C4ID has now set up a base in Glasgow and runs a website. The group is financially based in Guernsey, and apparently funded solely by backers in Scotland, England and Northern Ireland.

Dr Noble denied the theory of intelligent design -- that a universal engineer, or god, created the initial spark of life then used physical laws and natural selection to develop it -- was religious.

“I think people are afraid of this debate because they sense it’s religion from the back door. They see it as an invasion of science with religion, but it most certainly is not that,” he said.

However, critics dismissed intelligent design as “a front for creationism”.

Paul Braterman, an emeritus professor of chemistry, now at Glasgow University, and a founder of the British Centre for Science Education, a campaign to keep religion out of science classes, said intelligent design was simply using God to plug the gaps that science has yet to answer.

Terry Sanderson, president of the National Secular Society, called on the Government to “keep a close eye on this organisation to ensure it doesn’t manage to wheedle its way into schools”.

James Gray, of the British Humanist Association, said the C4ID had a right to say what it liked, but guidelines were needed to “ensure this pseudoscience never finds its way into science classes”.

In 2007 the BHA successfully lobbied the UK Government to publish guidance on how teachers should deal with creationism south of the Border, but no such policy exists in Scotland.

Ann Ballinger, of the Scottish Secondary Teachers’ Association, urged ministers here to clarify the situation, while the EIS union said authorities should ensure teachers knew their position regarding intelligent design in the classroom.

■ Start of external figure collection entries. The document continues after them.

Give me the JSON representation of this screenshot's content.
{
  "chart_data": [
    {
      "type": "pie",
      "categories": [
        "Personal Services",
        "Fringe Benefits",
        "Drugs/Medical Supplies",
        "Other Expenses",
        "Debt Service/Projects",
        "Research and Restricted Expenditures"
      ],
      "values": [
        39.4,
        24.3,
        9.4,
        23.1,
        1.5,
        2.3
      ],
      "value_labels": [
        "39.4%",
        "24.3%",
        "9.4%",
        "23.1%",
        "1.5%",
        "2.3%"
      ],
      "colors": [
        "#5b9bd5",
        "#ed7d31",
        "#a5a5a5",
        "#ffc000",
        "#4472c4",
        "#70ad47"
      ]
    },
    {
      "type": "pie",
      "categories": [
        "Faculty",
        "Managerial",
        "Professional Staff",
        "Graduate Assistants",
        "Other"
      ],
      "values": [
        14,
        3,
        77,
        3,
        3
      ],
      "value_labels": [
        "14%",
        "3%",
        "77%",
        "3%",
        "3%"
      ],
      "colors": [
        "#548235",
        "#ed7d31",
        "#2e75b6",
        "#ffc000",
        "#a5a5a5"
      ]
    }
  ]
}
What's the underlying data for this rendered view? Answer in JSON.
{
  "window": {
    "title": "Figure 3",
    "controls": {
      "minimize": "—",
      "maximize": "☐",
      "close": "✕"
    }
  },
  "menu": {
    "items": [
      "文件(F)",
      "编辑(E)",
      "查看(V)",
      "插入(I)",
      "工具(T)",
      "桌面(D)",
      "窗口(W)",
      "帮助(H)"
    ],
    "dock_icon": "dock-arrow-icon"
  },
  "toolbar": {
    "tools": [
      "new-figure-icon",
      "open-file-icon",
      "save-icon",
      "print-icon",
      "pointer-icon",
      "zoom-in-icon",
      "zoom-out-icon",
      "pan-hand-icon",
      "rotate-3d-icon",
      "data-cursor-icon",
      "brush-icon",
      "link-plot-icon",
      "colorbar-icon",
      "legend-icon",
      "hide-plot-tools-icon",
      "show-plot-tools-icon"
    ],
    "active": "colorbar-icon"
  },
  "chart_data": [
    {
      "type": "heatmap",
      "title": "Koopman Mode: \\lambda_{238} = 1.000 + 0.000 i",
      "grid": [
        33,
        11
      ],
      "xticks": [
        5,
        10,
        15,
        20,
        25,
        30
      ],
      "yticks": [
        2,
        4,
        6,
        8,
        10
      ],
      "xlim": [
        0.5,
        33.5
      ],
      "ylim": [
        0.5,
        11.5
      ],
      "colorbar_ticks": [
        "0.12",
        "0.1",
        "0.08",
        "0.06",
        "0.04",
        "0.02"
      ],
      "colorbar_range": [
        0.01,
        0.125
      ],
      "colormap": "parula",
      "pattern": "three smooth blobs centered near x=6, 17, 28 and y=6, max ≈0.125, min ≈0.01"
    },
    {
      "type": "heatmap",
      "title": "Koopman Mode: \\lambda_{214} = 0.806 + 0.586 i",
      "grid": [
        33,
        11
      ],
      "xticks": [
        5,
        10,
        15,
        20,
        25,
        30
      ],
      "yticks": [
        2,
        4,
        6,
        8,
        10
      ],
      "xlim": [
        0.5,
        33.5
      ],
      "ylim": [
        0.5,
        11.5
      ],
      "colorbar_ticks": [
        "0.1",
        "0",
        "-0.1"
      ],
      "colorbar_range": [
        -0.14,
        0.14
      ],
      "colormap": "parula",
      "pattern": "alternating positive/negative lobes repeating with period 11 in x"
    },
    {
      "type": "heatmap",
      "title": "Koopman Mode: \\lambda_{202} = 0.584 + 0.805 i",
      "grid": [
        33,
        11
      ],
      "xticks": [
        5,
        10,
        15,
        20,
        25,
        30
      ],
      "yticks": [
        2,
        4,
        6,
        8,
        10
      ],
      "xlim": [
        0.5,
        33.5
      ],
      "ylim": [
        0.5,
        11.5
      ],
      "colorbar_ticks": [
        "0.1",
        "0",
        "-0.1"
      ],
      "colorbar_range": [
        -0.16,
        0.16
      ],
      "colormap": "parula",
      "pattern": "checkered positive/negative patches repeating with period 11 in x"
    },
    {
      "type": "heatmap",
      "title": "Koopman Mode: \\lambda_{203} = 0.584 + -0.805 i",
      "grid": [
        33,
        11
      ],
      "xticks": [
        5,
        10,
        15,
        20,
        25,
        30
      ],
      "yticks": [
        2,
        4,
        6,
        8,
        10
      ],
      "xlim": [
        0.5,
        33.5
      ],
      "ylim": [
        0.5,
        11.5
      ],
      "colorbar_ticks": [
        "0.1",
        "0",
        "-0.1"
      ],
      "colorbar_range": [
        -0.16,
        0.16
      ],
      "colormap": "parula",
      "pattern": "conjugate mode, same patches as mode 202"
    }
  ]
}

A spokesman for the Scottish Government said ministers would be against any moves to teach intelligent design in science classes, stating “we do not recognise the teaching of intelligent design in a scientific context”.

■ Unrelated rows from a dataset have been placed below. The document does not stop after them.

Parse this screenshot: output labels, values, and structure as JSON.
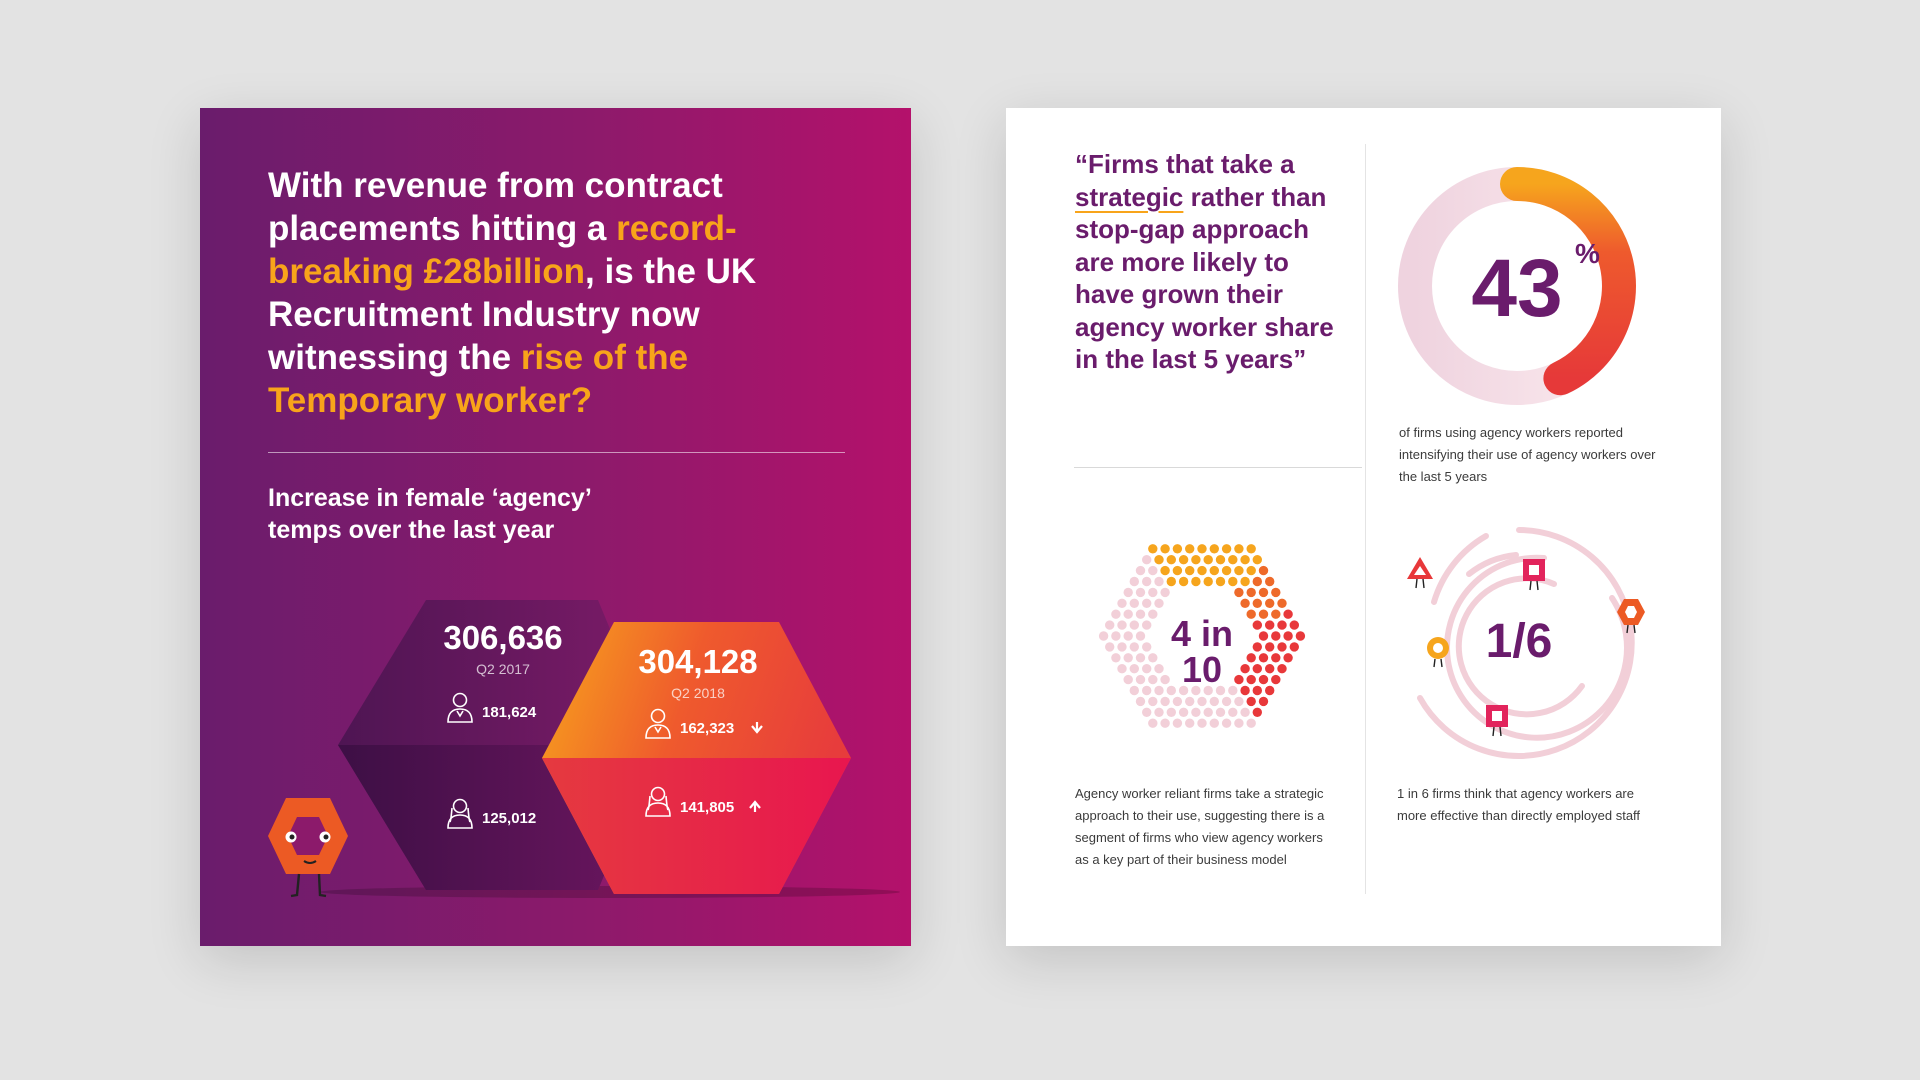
{
  "left_panel": {
    "headline": {
      "part1": "With revenue from contract placements hitting a ",
      "highlight1": "record-breaking £28billion",
      "part2": ", is the UK Recruitment Industry now witnessing the ",
      "highlight2": "rise of the Temporary worker?"
    },
    "subhead": "Increase in female ‘agency’ temps over the last year",
    "stats": {
      "q2_2017": {
        "total": "306,636",
        "period": "Q2 2017",
        "male": "181,624",
        "female": "125,012"
      },
      "q2_2018": {
        "total": "304,128",
        "period": "Q2 2018",
        "male": "162,323",
        "female": "141,805"
      }
    }
  },
  "right_panel": {
    "quote": {
      "open": "“Firms that take a ",
      "underlined": "strategic",
      "rest": " rather than stop-gap approach are more likely to have grown their agency worker share in the last 5 years”"
    },
    "percent": {
      "value": "43",
      "unit": "%",
      "level": 0.43,
      "caption": "of firms using agency workers reported intensifying their use of agency workers over the last 5 years"
    },
    "ratio_hex": {
      "line1": "4 in",
      "line2": "10",
      "caption": "Agency worker reliant firms take a strategic approach to their use, suggesting there is a segment of firms who view agency workers as a key part of their business model"
    },
    "ratio_rings": {
      "value": "1/6",
      "caption": "1 in 6 firms think that agency workers are more effective than directly employed staff"
    }
  },
  "colors": {
    "purple": "#6a1c6c",
    "magenta": "#b4116b",
    "orange": "#f8a41a",
    "red": "#e8383a",
    "pink": "#f2cfd8"
  }
}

However, teaching unions and councils said they were aware of no formal guidance on the subject.

  What is intelligent design?

Intelligent design came to prominence in the early 1990s after a law in America forbade the teaching of creationism in school science classes. Its proponents argue that while natural selection does play a part in shaping life on earth,  the origins of life betray signs of a conscious creator -- in Dr Noble’s words: “The problem is not, as Darwin saw it, the survival of the fittest; the problem  is the arrival of the fittest.”

Generally, proponents of intelligent design think a god created living matter and established the rules of the universe to guide its development. Mainstream science, on the other hand, states these biological structures can -- and did -- arise without intelligence behind them.  Supporters have produced  a wealth of evidence showing the individual stages of development in supposedly irreducably complex structures, such as the eye.